Vegas mendengus kasar, dia memejamkan matanya kuat, terlalu bingung dengan apa yang harus dia lakukan. "Mengapa harus Helena?" gumam Vegas kesal. Mengapa dia tidak tertarik saja pada wanita lain yang bisa dia gapai, banyak wanita yang bermata indah, bulan hanya Helena saja, tapi mengapa hanya Helena yang bisa membuat Vegas seperti ini!


"Siapa orang yang tepat untuk masalah ini?" gumam Vegas pelan. Seketika dia teringat pada kakaknya, Rose, apakah Rose mau menjadi penasihat bagi Vegas? dan apakah Vegas berani untuk mengatakannya pada Rose?

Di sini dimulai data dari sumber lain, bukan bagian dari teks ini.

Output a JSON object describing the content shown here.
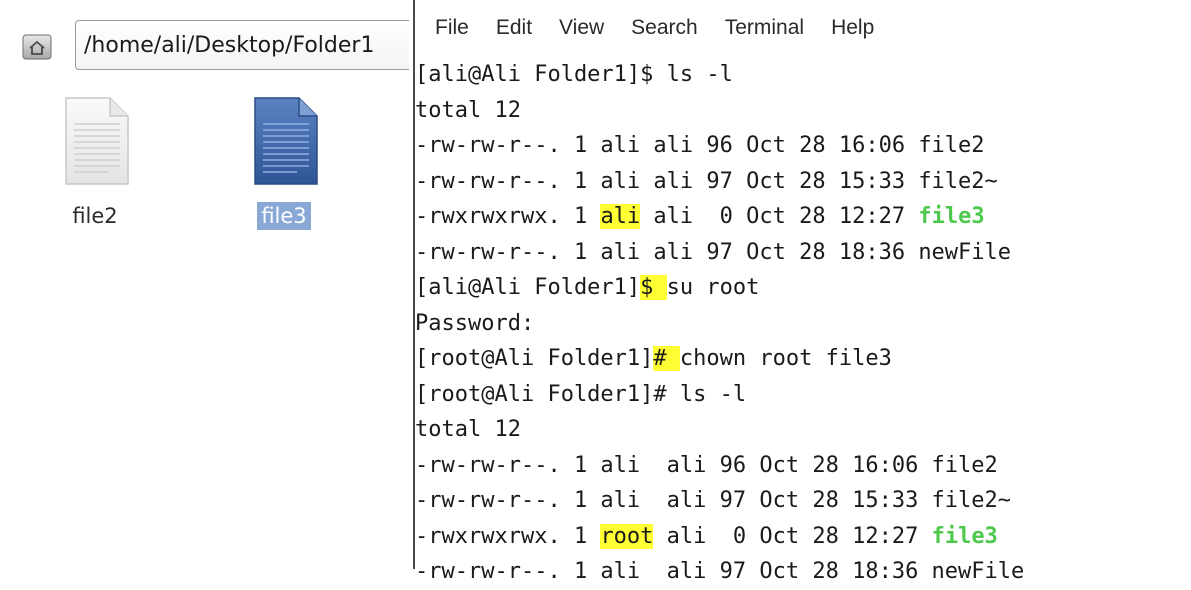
{
  "colors": {
    "highlight": "#ffff33",
    "executable": "#4ec94e",
    "selection": "#8aa8d6",
    "doc_blue": "#3b64a8"
  },
  "file_manager": {
    "home_icon": "home-icon",
    "path": "/home/ali/Desktop/Folder1",
    "files": [
      {
        "name": "file2",
        "icon": "text-document-icon",
        "selected": false
      },
      {
        "name": "file3",
        "icon": "blue-document-icon",
        "selected": true
      }
    ]
  },
  "terminal": {
    "menu": [
      "File",
      "Edit",
      "View",
      "Search",
      "Terminal",
      "Help"
    ],
    "lines": [
      [
        {
          "t": "[ali@Ali Folder1]$ ls -l"
        }
      ],
      [
        {
          "t": "total 12"
        }
      ],
      [
        {
          "t": "-rw-rw-r--. 1 ali ali 96 Oct 28 16:06 file2"
        }
      ],
      [
        {
          "t": "-rw-rw-r--. 1 ali ali 97 Oct 28 15:33 file2~"
        }
      ],
      [
        {
          "t": "-rwxrwxrwx. 1 "
        },
        {
          "t": "ali",
          "hl": true
        },
        {
          "t": " ali  0 Oct 28 12:27 "
        },
        {
          "t": "file3",
          "exe": true
        }
      ],
      [
        {
          "t": "-rw-rw-r--. 1 ali ali 97 Oct 28 18:36 newFile"
        }
      ],
      [
        {
          "t": "[ali@Ali Folder1]"
        },
        {
          "t": "$ ",
          "hl": true
        },
        {
          "t": "su root"
        }
      ],
      [
        {
          "t": "Password:"
        }
      ],
      [
        {
          "t": "[root@Ali Folder1]"
        },
        {
          "t": "# ",
          "hl": true
        },
        {
          "t": "chown root file3"
        }
      ],
      [
        {
          "t": "[root@Ali Folder1]# ls -l"
        }
      ],
      [
        {
          "t": "total 12"
        }
      ],
      [
        {
          "t": "-rw-rw-r--. 1 ali  ali 96 Oct 28 16:06 file2"
        }
      ],
      [
        {
          "t": "-rw-rw-r--. 1 ali  ali 97 Oct 28 15:33 file2~"
        }
      ],
      [
        {
          "t": "-rwxrwxrwx. 1 "
        },
        {
          "t": "root",
          "hl": true
        },
        {
          "t": " ali  0 Oct 28 12:27 "
        },
        {
          "t": "file3",
          "exe": true
        }
      ],
      [
        {
          "t": "-rw-rw-r--. 1 ali  ali 97 Oct 28 18:36 newFile"
        }
      ]
    ]
  }
}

Vegas menggelengkan kepalanya kuat, dia lebih baik istirahat untuk saat ini, besok dia akan melihat terlebih dahulu apa yang ada di dalam kotak itu dan jika benar hal itu adalah sebuah pertanyaan cinta, Vegas akan menanyakan hal itu pada Rose.


Pagi-pagi sekali, ponsel Vegas sudah dibuat berisik oleh sebuah panggilan masuk yang tak henti-hentinya berdering. Vegas menggerutu pelan, bukankah Rose sudah jarang menghubunginya karena sudah mendapatkan kabar terbaru dari Helena? Saat Vegas melihat siapa yang meneleponnya itu, seketika Vegas mengerutkan keningnya dalam. Marteen.


Tanpa menunggu lama, Vegas terduduk dan bersandar di kepala ranjang, dia mengangkat panggilan Marteen yang jika sudah sangat pagi seperti ini itu artinya ada sesuatu yang tidak baik. "Halo?" sapa Vegas dengan suara serak.


"Vegas! ada apa dengan Helena? dia tiba-tiba mengirimkan surat pengunduran diri, apa dia mengatakan dengan jelas alasannya kepadamu? aku tidak bisa menerima surat ini jika hanya ada keterangan alasan pribadi, nomornya pun mendadak tidak bisa dihubungi, dia masih ada di Apartemen kan?"


Suara Marteen yang terdengar panik membuat kantuk Vegas seketika hilang, dia mengerutkan keningnya dalam dan tanpa memikirkan hal lainnya Vegas langsung mematikan panggilan Marteen, dia mencoba menghubungi Helena yang ternyata benar saja sudah tidak bisa dihubungi.


Vegas dengan cepat bergegas keluar kamar dan masuk ke dalam lift, sesampainya di lantai kamar Helena, dia membuka pintu kamar yang ternyata tak terkunci. Di sana, Helena benar-benar tidak ada dan tanya meninggalkan kunci kamar, mobil dan sepucuk surat. [Maaf, aku tidak memiliki waktu lagi.]